NEK in concerto a Milano: Acustico Pop Elettronico

Milano, 11 novembre 2019

Nek e il palco sono una cosa sola ed anche il filo d’acciaio che lo lega al suo pubblico. Mi colpisce ogni volta che vedo un suo concerto (lunedì all’Arcimboldi di Milano per la tappa del tour dedicato a Il mio gioco preferito) l’energia, la fame che non passa mai, quello sguardo felice e convinto, il phisique du role qualcuno direbbe. Le canzoni di Nek possono anche non piacere, ma è impossibile restare indifferenti ad una sua performance, perché quello che fa lo fa con una determinazione, una serietà e un impegno Unici (citando l’artista).

Il suo indiscusso successo deriva da un lavoro  di anni, dalla coerenza con la quale ha fatto  l’ambasciatore del pop senza mai cercare di essere qualcun altro. Nek è popolare in tutti i sensi consentiti dal termine e lunedì al Teatro Arcimboldi di Milano ha proposto una scaletta generosa e felice, straripante di canzoni che sono diventate hit negli anni. Brani che sono stati accompagnati da coreografie, voci e pubblico adorante.

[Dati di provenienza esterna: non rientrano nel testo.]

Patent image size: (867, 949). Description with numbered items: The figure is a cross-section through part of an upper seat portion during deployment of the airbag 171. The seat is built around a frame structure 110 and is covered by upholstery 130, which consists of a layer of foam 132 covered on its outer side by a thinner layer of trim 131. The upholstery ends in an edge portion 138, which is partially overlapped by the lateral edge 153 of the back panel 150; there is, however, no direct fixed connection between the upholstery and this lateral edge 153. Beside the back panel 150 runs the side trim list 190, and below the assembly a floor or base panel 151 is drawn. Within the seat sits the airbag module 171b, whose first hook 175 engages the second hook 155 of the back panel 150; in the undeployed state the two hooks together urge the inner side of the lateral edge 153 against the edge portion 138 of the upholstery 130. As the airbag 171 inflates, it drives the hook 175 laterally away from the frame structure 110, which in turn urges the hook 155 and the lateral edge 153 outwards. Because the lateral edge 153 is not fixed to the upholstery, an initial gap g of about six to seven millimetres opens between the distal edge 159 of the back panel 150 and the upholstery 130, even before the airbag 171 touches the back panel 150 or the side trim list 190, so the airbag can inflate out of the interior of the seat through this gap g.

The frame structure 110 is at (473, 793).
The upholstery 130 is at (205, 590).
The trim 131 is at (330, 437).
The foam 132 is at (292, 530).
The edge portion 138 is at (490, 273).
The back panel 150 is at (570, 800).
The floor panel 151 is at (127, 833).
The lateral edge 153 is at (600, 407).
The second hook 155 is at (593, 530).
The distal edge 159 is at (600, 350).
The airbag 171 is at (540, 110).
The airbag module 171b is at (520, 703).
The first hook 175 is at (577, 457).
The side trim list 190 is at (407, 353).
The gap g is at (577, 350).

L’inizio è acustico con Nek alla chitarra che introduce Tu sei Tu sai, Cuori in tempesta e Vivere senza te. La band composta da Emiliano Fantuzzi chitarre e tastiere, Luciano Galloni batteria, Max Elli chitarre e Silvia Ottanà basso e synth, entra con un suono tiratissimo con versioni senza fiato di Fatti avanti amore e Sei Grande. C’è spazio anche per le canzoni che hanno convinto l’interprete ma meno il pubblico come Mi farò trovare pronto: “Sanremo rimane il posto più importante dove presentare un lavoro musicale in Italia – aggiunge – e io mi diverto anche a tornarci in gara“. Nel dialogo con il pubblico ricorda anche che alcune canzoni in scaletta rispondono proprio ai voti dei fans che hanno potuto esprimersi sulla scelta (Cielo e terra arriva da lì).

Nel bel mezzo dello show arriva e diverte uno spazio elettronico stile Kraftwerk con versioni nuovissime di Freud (il featuring con J-Ax) e Nella stanza 26. Suggestiva la coreografia a cuori illuminati su Cosa ci ha fatto l’amore e molto più dilatata rispetto all’originale la Se telefonando cantata attraversando la platea. Ed è anche nel modo di stare tra la gente la cifra distintiva di Filippo Nek che una volta, a tavola dopo un concerto, confessò che lo faceva stare in pace guidare il trattore. In quegli occhi che brillano sempre scorre tutto l’orgoglio e il piacere di essere lì, un fuoco che non accenna a spegnersi e che infiamma tutti.